By "pure deferasirox" it is meant that deferasirox free base or any of the pharmaceutically acceptable salts of deferasirox prepared in accordance with the present invention contains less than about 10 ppm, preferably less than 3 ppm or more preferably less than 1 ppm. of the genotoxic impurity.

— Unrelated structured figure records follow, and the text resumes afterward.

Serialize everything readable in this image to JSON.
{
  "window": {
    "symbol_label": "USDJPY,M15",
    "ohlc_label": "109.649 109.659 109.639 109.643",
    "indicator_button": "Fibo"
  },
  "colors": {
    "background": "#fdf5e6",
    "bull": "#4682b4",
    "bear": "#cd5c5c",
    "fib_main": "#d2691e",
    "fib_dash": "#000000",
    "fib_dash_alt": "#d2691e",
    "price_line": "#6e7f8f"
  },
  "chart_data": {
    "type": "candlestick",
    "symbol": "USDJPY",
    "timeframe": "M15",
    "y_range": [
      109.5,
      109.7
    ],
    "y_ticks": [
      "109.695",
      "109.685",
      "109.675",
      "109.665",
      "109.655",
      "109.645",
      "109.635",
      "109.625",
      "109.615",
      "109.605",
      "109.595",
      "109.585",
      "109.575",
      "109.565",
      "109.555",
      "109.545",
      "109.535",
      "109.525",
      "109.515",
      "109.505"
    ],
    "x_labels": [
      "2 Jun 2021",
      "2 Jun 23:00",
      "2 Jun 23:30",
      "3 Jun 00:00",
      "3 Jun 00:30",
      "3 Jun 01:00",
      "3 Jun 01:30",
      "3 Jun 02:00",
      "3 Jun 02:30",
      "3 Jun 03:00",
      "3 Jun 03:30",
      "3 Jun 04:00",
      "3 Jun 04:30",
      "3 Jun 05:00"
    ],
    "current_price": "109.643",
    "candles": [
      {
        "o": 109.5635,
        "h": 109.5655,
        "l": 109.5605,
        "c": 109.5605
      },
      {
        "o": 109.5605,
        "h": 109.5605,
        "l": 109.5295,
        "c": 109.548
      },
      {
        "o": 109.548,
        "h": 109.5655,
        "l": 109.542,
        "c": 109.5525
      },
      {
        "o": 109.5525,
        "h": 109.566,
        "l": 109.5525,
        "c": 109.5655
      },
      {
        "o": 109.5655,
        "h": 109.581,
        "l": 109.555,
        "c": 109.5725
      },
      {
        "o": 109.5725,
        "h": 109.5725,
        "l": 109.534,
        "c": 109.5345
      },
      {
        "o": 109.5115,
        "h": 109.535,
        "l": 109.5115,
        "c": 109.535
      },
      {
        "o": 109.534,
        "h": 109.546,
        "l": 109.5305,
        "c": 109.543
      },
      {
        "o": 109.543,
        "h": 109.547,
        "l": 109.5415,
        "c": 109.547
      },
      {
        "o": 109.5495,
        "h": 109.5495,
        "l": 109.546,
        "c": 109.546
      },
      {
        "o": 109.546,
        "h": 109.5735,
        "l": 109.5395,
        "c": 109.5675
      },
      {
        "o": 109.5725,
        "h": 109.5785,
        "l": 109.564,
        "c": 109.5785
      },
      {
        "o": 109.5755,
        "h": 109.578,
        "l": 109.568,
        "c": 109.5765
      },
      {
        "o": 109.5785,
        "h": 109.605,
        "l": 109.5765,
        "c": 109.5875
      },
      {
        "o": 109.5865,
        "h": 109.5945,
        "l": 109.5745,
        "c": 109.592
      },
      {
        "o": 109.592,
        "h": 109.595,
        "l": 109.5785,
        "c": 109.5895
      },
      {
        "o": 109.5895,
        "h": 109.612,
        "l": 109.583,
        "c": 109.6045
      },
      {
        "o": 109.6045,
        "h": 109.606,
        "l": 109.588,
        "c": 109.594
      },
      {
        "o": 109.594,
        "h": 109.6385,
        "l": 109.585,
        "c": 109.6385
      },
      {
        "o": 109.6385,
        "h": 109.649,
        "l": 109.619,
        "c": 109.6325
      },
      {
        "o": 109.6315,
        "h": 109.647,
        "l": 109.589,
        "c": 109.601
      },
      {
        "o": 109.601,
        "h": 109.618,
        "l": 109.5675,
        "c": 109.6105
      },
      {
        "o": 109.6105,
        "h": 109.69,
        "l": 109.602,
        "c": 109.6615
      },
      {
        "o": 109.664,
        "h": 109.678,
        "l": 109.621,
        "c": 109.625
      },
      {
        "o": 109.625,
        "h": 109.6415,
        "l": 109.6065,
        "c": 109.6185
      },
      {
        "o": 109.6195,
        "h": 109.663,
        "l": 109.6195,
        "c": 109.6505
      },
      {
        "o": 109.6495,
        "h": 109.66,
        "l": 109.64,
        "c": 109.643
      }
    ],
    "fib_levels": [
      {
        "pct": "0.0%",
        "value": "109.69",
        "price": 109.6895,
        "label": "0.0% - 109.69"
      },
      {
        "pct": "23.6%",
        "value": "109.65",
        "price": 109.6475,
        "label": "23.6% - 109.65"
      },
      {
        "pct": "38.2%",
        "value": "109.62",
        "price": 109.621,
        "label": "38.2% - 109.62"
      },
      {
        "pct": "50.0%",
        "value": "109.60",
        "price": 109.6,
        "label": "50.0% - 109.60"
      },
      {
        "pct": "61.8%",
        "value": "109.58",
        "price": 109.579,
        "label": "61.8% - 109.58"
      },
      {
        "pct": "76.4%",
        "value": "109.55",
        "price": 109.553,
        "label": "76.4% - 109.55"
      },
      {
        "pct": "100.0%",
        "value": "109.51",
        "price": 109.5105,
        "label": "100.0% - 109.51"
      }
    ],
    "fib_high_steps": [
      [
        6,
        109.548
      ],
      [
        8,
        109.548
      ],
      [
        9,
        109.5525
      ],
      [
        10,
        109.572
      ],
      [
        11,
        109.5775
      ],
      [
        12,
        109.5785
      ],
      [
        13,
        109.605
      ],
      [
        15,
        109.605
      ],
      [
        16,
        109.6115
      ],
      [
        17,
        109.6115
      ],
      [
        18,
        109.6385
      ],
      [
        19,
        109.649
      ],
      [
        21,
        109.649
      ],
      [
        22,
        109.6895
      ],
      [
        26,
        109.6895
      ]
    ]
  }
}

The details of the process of the invention are provided in the Examples given below, which are provided by way of illustration only and therefore should not be construed to limit the scope of the invention.

Examples

Example 1
Preparation of 2-(2-hydroxyphenyl)benz[e][l,3]oxazin-4-one of formula (II)
100 gm of salicylamide, 118 gm of salicylic acid and 14 ml of triethylamine are heated in 300 ml of xylene. To the resulting solution added 118 gm of thionyl chloride and heated to reflux for 3 hrs. Xylene is distilled out under vacuum to concentrate the resulting solution. Titled compound is obtained by trituration with methanol.

Example 2
Preparation of crude deferasirox
A suspension of 100 g of 2-(2-hydroxyphenyl)benz[e][l,3]oxazin-4- one thus obtained, 70.0 g of 4-hydrazinobenzoic acid in methanol and ethyl acetate is heated to the boiling temperature of the reaction mixture for 2-3 hours to obtain crude deferasirox.

Example 3
Preparation of crude deferasirox
A suspension of 100 g of 2-(2-hydroxyphenyl)benz[e][l,3]oxazin-4- one thus obtained, 70.0 g of 4-hydrazinobenzoic acid in methanol or ethanol is heated to the boiling temperature of the reaction mixture for 2-3 hours to obtain crude deferasirox.

Example 4
Preparation of monosodium salt of deferasirox (VI)
To the crude deferasirox thus obtained, ethyl acetate, water and sodium bicarbonate (40 g) is added to the suspension and the suspension is stirred for 2 hours. The resulting product is filtered, washed with ethyl acetate and water and suck dried to obtain monosodium salt of deferasirox (genotoxic impurity not detected). Melting point : 382.5-384.4oC

Example 5
Preparation of deferasirox (semi-pure)
Sodium salt of deferasirox thus obtained is dissolved in a sodium hydroxide solution (30% aq. solution) to obtain a clear solution. After cooling to 5-10 oC Ethyl acetate (600 ml) is added and pH of the resulting solution is adjusted to 1-2 by adding aqueous hydrochloric acid. The resulting suspension is stirred at the temperature of 5-10oC for about 2 hours. The precipitated product washed and dried to obtain deferasirox (semi-pure). XRD of deferasirox exhibits form-I.

Example 6
Preparation of deferasirox (pure) (I)
Deferasirox (semi-pure), thus obtained (100.0g) is heated to reflux in methanol (5000 ml) to obtain clear solution. To the resulting solution charcoal is added, stirred, filtered and methanol was distilled out up to minimum volume. The material was cooled and filtered to obtain pure crystalline deferasirox Form I. (Yield: 85%; Purity: >99.9%)

Example 7
Preparation of deferasirox (pure) (I)
Deferasirox (semi-pure) (100.0g) is heated to reflux in methylene dichloride (MDC) (2300 ml) and methanol (1200 ml) to obtain clear solution. To the resulting solution charcoal is added, stirred, filtered and MDC & methanol was distilled up to minimum volume. The material was cooled and filtered to obtain pure crystalline deferasirox. (Yield: 85%; Purity: >99.9%) XRD of deferasirox exhibits form-I.

Example 8
Preparation of deferasirox (pure) (I)
Deferasirox (semi-pure) (100.0g) is heated to reflux in ethyl acetate (1500 ml) and methanol (500 ml) to obtain clear solution. To the resulting solution charcoal is added, stirred, filtered and ethyl acetate & methanol mixture was distilled out up to minimum volume. The material was cooled and filtered to obtain pure crystalline deferasirox. (Yield: 85%; Purity: >99.9%) XRD of deferasirox exhibits form-I.
While this provisional patent application contains the description of the principal inventive concepts. The complete patent application pursuant here to, will fully and particularly describe the preferred embodiments of the present invention.